Individual neuronal, signal transduction, and regulatory pathways often control multiple stochastic downstream actuators, which raises the question of how coordinated response to a single input can be achieved when individual actuators fluctuate independently. In Escherichia coli, the bacterial chemotaxis pathway controls the activity of multiple flagellar motors to generate the run-and-tumble motion of the cell. High-resolution microscopy experiments have identified the key conformational changes adopted by individual flagella during this process. By incorporating these observations into a stochastic model of the flagellar bundle, we demonstrate that the presence of multiple motors imposes a trade-off on chemotactic performance. Multiple motors reduce the latency of the response below the time scale of the stochastic switching of a single motor, which improves performance on steep gradients of attractants. However, the uncoordinated switching of multiple motors interrupts and shortens cell runs, which thereby reduces signal detection and performance on shallow gradients. Remarkably, when slow fluctuations generated by the adaptation mechanism of the chemotaxis system are incorporated in the model at levels measured in experiments, the chemotactic sensitivity and performance in shallow gradients is partially restored with marginal effects for steep gradients. The noise is beneficial because it simultaneously generates long events in the statistics of individual motors and coordinates the motors to generate a long tail in the run length distribution of the cell. Occasional long runs are known to enhance exploration of random walkers. Here we show that they have the additional benefit of enhancing the sensitivity of the bacterium to very shallow gradients.
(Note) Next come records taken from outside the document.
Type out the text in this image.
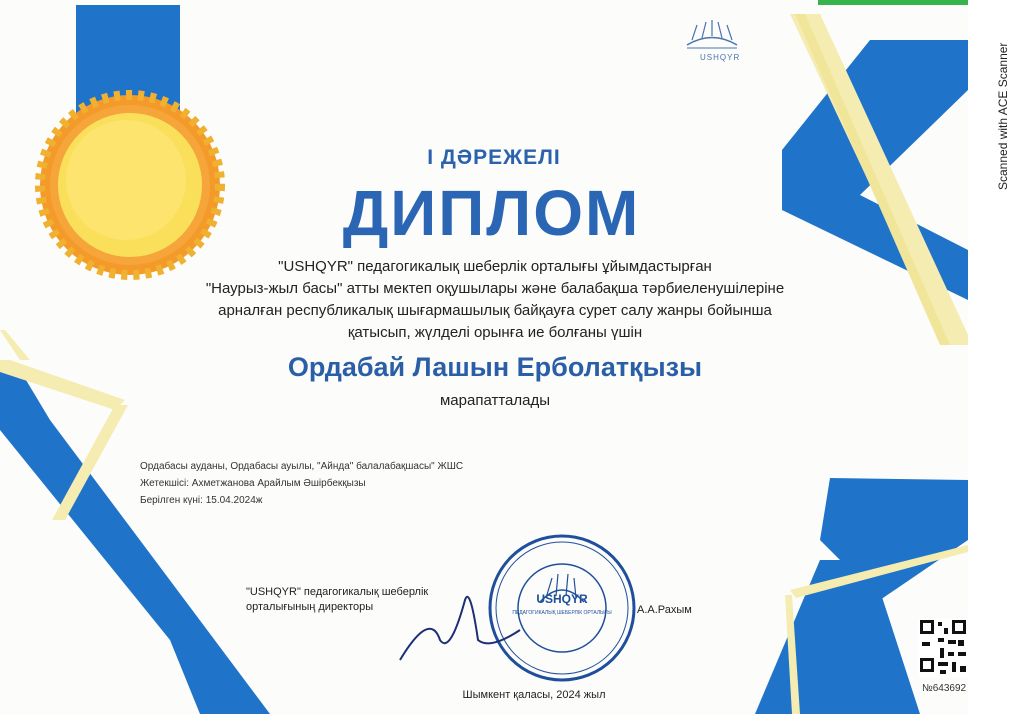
USHQYR
ПЕДАГОГИКАЛЫҚ ШЕБЕРЛІК ОРТАЛЫҒЫ
USHQYR
I ДӘРЕЖЕЛІ
ДИПЛОМ
"USHQYR" педагогикалық шеберлік орталығы ұйымдастырған
"Наурыз-жыл басы" атты мектеп оқушылары және балабақша тәрбиеленушілеріне
арналған республикалық шығармашылық байқауға сурет салу жанры бойынша
қатысып, жүлделі орынға ие болғаны үшін
Ордабай Лашын Ерболатқызы
марапатталады
Ордабасы ауданы, Ордабасы ауылы, "Айнда" балалабақшасы" ЖШС
Жетекшісі: Ахметжанова Арайлым Әшірбекқызы
Берілген күні: 15.04.2024ж
"USHQYR" педагогикалық шеберлік
орталығының директоры	А.А.Рахым
Шымкент қаласы, 2024 жыл
№643692
Scanned with ACE Scanner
Intensity invariant dynamics and odor-specific latencies in olfactory receptor neuron response.

Odors elicit spatiotemporal patterns of activity in the brain. Spatial patterns arise from the specificity of the interaction between odorants and odorant receptors expressed in different olfactory receptor neurons (ORNs), but the origin of temporal patterns of activity and their role in odor coding remain unclear. We investigate how physiological aspects of ORN response and physical aspects of odor stimuli give rise to diverse responses in Drosophila ORNs. We show that odor stimuli have intrinsic dynamics that depend on odor type and strongly affect ORN response. Using linear-nonlinear modeling to remove the contribution of the stimulus dynamics from the ORN dynamics, we study the physiological properties of the response to different odorants and concentrations. For several odorants and receptor types, the ORN response dynamics normalized by the peak response are independent of stimulus intensity for a large portion of the dynamic range of the neuron. Adaptation to a background odor changes the gain and dynamic range of the response but does not affect normalized response dynamics. Stimulating ORNs with various odorants reveals significant odor-dependent delays in the ORN response functions. However, these differences can be dominated by differences in stimulus dynamics. In one case the response of one ORN to two odorants is predicted solely from measurements of the odor signals. Within a large portion of their dynamic range, ORNs can capture information about stimulus dynamics independently from intensity while introducing odor-dependent delays. How insects might use odor-specific stimulus dynamics and ORN dynamics in discrimination and navigation tasks remains an open question.